[-] turdas@suppo.fi 1 points 1 year ago

It is possible to convert from ext4 to btrfs, but if you just installed the server it may be easier to just reinstall.

[-] turdas@suppo.fi 1 points 1 year ago* (last edited 1 year ago)

You can’t build your own distro on the backs of upstream’s work, and then refuse to do the same with downstream. Even if you don’t see any value in it, someone does, it’s not up to you to decide that, or you have missed the point of open source entirely

That’s what companies like Microsoft do, or what Apple does: they prevent competitors from even existing, or from being as good.

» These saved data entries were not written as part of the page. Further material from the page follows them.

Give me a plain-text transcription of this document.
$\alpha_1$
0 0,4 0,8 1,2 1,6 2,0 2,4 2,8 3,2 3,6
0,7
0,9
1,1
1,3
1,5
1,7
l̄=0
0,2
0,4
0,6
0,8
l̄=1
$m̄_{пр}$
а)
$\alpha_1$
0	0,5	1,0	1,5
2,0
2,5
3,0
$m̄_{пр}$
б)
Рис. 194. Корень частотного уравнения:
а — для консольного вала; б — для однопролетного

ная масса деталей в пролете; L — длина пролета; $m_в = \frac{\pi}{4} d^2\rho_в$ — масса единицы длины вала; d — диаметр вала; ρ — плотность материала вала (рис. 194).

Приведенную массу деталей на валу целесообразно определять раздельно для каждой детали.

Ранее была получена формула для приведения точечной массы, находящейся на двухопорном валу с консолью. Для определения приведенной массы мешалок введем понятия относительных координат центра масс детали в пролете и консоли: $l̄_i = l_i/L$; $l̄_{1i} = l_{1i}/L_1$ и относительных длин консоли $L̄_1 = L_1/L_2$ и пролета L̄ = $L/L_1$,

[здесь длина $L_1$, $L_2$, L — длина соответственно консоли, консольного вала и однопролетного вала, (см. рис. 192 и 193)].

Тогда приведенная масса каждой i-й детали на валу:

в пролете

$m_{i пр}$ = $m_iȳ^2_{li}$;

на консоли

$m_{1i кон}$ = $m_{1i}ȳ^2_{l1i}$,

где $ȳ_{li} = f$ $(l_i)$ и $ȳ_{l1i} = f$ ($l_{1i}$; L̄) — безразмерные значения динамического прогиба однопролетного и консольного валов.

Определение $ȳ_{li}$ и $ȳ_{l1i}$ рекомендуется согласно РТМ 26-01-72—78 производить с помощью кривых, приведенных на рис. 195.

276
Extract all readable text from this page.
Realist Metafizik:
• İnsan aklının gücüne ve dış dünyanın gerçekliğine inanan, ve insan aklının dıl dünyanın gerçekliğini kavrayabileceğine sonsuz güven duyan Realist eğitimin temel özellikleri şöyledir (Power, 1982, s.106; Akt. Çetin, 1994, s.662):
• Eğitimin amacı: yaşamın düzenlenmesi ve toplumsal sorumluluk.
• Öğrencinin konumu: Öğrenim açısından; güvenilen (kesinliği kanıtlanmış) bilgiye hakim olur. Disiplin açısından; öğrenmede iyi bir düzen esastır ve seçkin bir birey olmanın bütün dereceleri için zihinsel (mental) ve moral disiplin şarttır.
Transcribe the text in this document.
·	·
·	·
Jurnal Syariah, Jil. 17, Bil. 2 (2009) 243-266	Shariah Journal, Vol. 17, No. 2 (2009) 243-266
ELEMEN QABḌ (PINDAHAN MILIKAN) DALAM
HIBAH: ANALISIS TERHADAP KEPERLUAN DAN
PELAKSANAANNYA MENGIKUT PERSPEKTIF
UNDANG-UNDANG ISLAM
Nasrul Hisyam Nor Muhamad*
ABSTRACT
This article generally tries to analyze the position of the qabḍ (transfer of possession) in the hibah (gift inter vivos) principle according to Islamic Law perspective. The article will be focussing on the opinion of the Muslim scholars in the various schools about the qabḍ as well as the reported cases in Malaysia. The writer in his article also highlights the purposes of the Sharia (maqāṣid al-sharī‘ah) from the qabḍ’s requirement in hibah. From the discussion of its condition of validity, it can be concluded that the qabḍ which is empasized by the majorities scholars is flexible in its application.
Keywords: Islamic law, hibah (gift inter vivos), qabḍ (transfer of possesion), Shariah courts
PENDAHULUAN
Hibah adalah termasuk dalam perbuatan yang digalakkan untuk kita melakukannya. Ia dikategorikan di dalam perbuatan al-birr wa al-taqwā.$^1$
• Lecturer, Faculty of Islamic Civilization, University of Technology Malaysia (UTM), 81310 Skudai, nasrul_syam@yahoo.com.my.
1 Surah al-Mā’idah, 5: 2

This is not a matter of "seeing" value in what Alma and Rocky do, because their value is plainly apparent to anyone, undoubtedly including Red Hat: they're basically 1:1 RHEL clones, except you don't have to pay Red Hat to use them. It should also be plainly apparent to anyone why Red Hat would consider this a problem for their business; their main product is the effort that goes into producing and maintaining RHEL, so it is only logical that they would want to maintain as much exclusivity as possible on that product.

Alma and Rocky are competitors to RHEL in much the same way piracy scene groups are competitors to game publishers. It is obviously not a fair competition.

And the real problem isn’t really how Alma or Rocky will survive, they’ll have more work to do, but they’ll manage with the CentOS Stream code. The real issue is that acting like that will in the end, harm Red Hat’s business.

[snip]

And Red Hat flat out lying about how they’ll handle things in the future makes them utterly untrustworthy for businesses: are you going to base your business decision on what a company said today, when they already screwed you over twice? No.

No it doesn't. Red Hat hasn't screwed over their customers, they've screwed over a bunch of people who aren't their customers. Why would any paying RHEL customer feel screwed over by this?